GAMEDAY: The Ole BlemishBy Elliott Propes | 01/21/2016 9:41am
Alabama's loss to Ole Miss did not stop them from rising to the top. CW | Layton Dudley
Many who watched that championship game thought, “How in the world did this team lose to Ole Miss – the same team that lost to an AAC team (Memphis)?” Well, there were many factors that played into the loss, but there were three things in particular that sealed Alabama’s fate that September night.
The Ole Miss game was the third game of the season. After many key players graduated or left for the draft the year before, Alabama was still trying to figure out what kind of team it wanted to be in 2015. The coaches had still not chosen a quarterback, defensive backs were trying new positions under a new secondary coach, and with Amari Cooper gone, there was not a primary target for whichever quarterback was going to play.
After Jake Coker started the first two games and had a subpar performance, coach Nick Saban decided to start Cooper Bateman instead. Bateman didn’t play poorly, but after an interception, Coker came into the game. Down 17-3, Coker brought the team back and gave the Crimson Tide a chance to win, but it was too little, too late. After the game, Alabama had finally decided on Coker, and the team was behind him as well.
Turnovers are a key to every football game. Rarely does a team lose the turnover battle and win the game. Alabama not only lost the turnover battle, but it lost the battle 5-0. Ole Miss capitalized on the good field position as well, scoring 24 points off turnovers. The Alabama defense in turn had less time to recover from the previous drive and had to battle the tough field position.

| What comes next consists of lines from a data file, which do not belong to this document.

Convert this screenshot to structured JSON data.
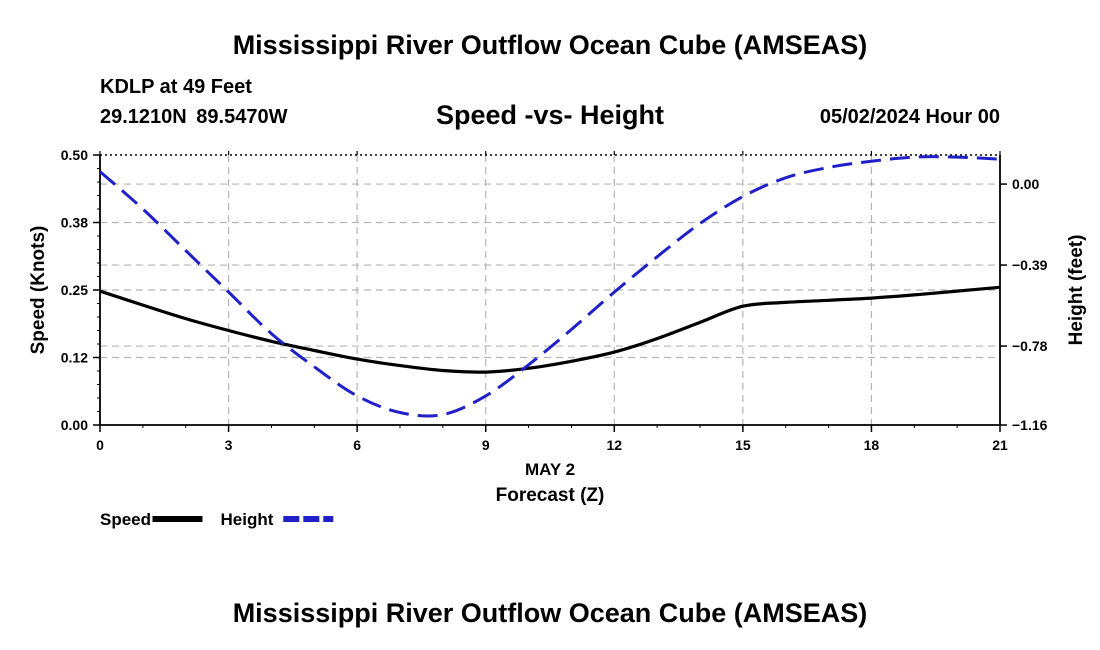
{
  "header": {
    "title": "Mississippi River Outflow Ocean Cube (AMSEAS)",
    "station": "KDLP at 49 Feet",
    "coordinates": "29.1210N  89.5470W",
    "subtitle": "Speed -vs- Height",
    "datetime": "05/02/2024 Hour 00"
  },
  "footer": {
    "title": "Mississippi River Outflow Ocean Cube (AMSEAS)"
  },
  "chart_data": {
    "type": "line",
    "title": "Speed -vs- Height",
    "xlabel": "Forecast (Z)",
    "xdate_label": "MAY 2",
    "ylabel": "Speed (Knots)",
    "y2label": "Height (feet)",
    "xlim": [
      0,
      21
    ],
    "ylim": [
      0,
      0.5
    ],
    "y2lim": [
      -1.16,
      0.14
    ],
    "x_ticks": [
      "0",
      "3",
      "6",
      "9",
      "12",
      "15",
      "18",
      "21"
    ],
    "y_ticks": [
      "0.00",
      "0.12",
      "0.25",
      "0.38",
      "0.50"
    ],
    "y_tick_values": [
      0,
      0.125,
      0.25,
      0.375,
      0.5
    ],
    "y2_ticks": [
      "0.00",
      "−0.39",
      "−0.78",
      "−1.16"
    ],
    "y2_tick_values": [
      0,
      -0.39,
      -0.78,
      -1.16
    ],
    "grid": true,
    "legend_position": "bottom-left",
    "series": [
      {
        "name": "Speed",
        "axis": "left",
        "color": "#000000",
        "style": "solid",
        "x": [
          0,
          1,
          2,
          3,
          4,
          5,
          6,
          7,
          8,
          9,
          10,
          11,
          12,
          13,
          14,
          15,
          16,
          17,
          18,
          19,
          20,
          21
        ],
        "values": [
          0.248,
          0.222,
          0.197,
          0.175,
          0.155,
          0.138,
          0.122,
          0.11,
          0.101,
          0.098,
          0.105,
          0.118,
          0.135,
          0.16,
          0.19,
          0.22,
          0.227,
          0.231,
          0.235,
          0.241,
          0.248,
          0.255
        ]
      },
      {
        "name": "Height",
        "axis": "right",
        "color": "#2020c8",
        "style": "dashed",
        "x": [
          0,
          1,
          2,
          3,
          4,
          5,
          6,
          7,
          8,
          9,
          10,
          11,
          12,
          13,
          14,
          15,
          16,
          17,
          18,
          19,
          20,
          21
        ],
        "values": [
          0.06,
          -0.12,
          -0.32,
          -0.52,
          -0.72,
          -0.88,
          -1.02,
          -1.1,
          -1.11,
          -1.02,
          -0.87,
          -0.7,
          -0.52,
          -0.35,
          -0.19,
          -0.06,
          0.03,
          0.08,
          0.11,
          0.13,
          0.13,
          0.12
        ]
      }
    ]
  }
}
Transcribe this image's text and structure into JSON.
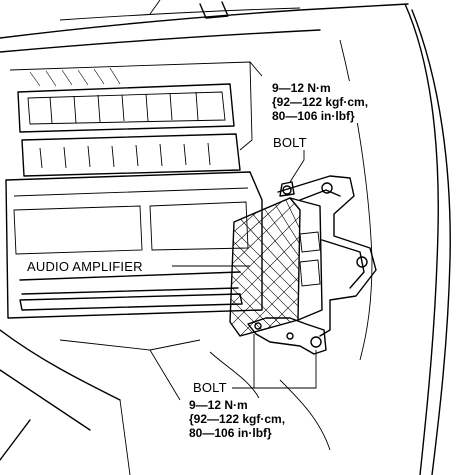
{
  "labels": {
    "torque_top": {
      "line1": "9—12 N·m",
      "line2": "{92—122 kgf·cm,",
      "line3": "80—106 in·lbf}"
    },
    "bolt_top": "BOLT",
    "audio_amplifier": "AUDIO AMPLIFIER",
    "bolt_bottom": "BOLT",
    "torque_bottom": {
      "line1": "9—12 N·m",
      "line2": "{92—122 kgf·cm,",
      "line3": "80—106 in·lbf}"
    }
  }
}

Coker threw four interceptions in the first four games, but just threw the same amount in the last ten games. In the last five games, he threw zero.

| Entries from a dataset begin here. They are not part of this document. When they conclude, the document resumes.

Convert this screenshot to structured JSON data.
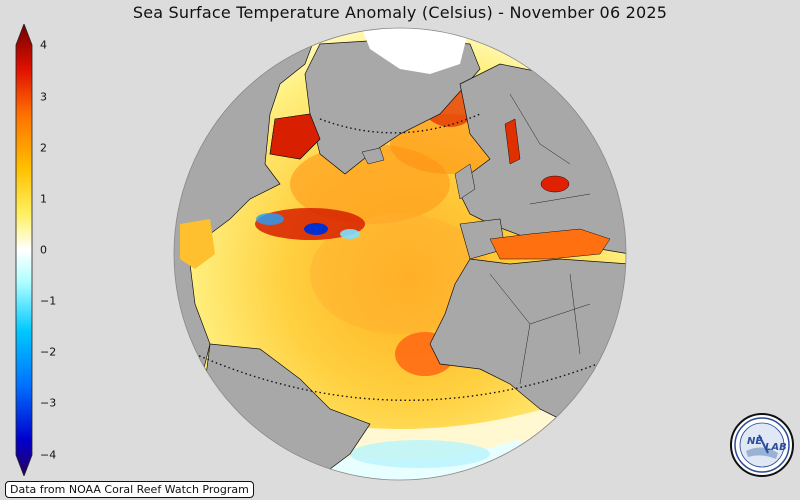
{
  "title": "Sea Surface Temperature Anomaly (Celsius) - November 06 2025",
  "colorbar": {
    "ticks": [
      {
        "value": "4"
      },
      {
        "value": "3"
      },
      {
        "value": "2"
      },
      {
        "value": "1"
      },
      {
        "value": "0"
      },
      {
        "value": "−1"
      },
      {
        "value": "−2"
      },
      {
        "value": "−3"
      },
      {
        "value": "−4"
      }
    ],
    "colors": [
      "#2a0060",
      "#0000cc",
      "#0070ff",
      "#00c8ff",
      "#b0ffff",
      "#ffffff",
      "#fff060",
      "#ffc000",
      "#ff7000",
      "#e01000",
      "#700000"
    ]
  },
  "credit": "Data from NOAA Coral Reef Watch Program",
  "logo": {
    "text_left": "NE",
    "text_right": "LAB"
  },
  "colors": {
    "background": "#dcdcdc",
    "land": "#a8a8a8",
    "ocean_warm": "#ffd040",
    "ocean_hot": "#e03000",
    "ocean_cool": "#80e8ff"
  }
}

After the Memphis loss, everyone stopped caring about Chad Kelly, but the junior had a breakout season. Kelly, the nephew of pro football hall of famer Jim Kelly, transferred from a junior college and won the starting job out of camp. Kelly finished the season fourth in the nation for total quarterback rating with 87.0. He also led the SEC with 4,042 yards passing and 31 touchdowns. Kelly also rushed for 500 yards and 10 touchdowns, creating a total of 4,541 total yards, which is good for the third-most total yards in an SEC season since 1956. Only Johnny Manziel’s 2012 and 2013 seasons rank higher. Kelly was awarded second-team All-SEC. The point is he could play, and in this game he did.

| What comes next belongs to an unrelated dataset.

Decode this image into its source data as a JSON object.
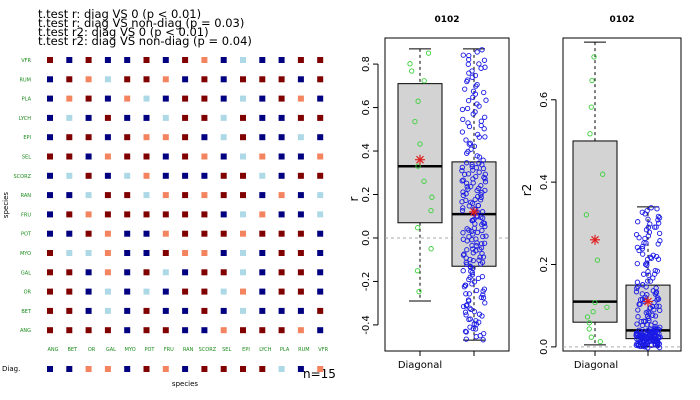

Kelly dominated with 341 yards and three touchdowns passing while rushing for a fourth. He had an excellent game and took advantage of a week three secondary that had new faces and players in new positions. Kelly is the kind of dual-threat quarterback that plays well against the Alabama defense (e.g. Deshaun Watson’s 478 total yards and four touchdowns performance in the championship game).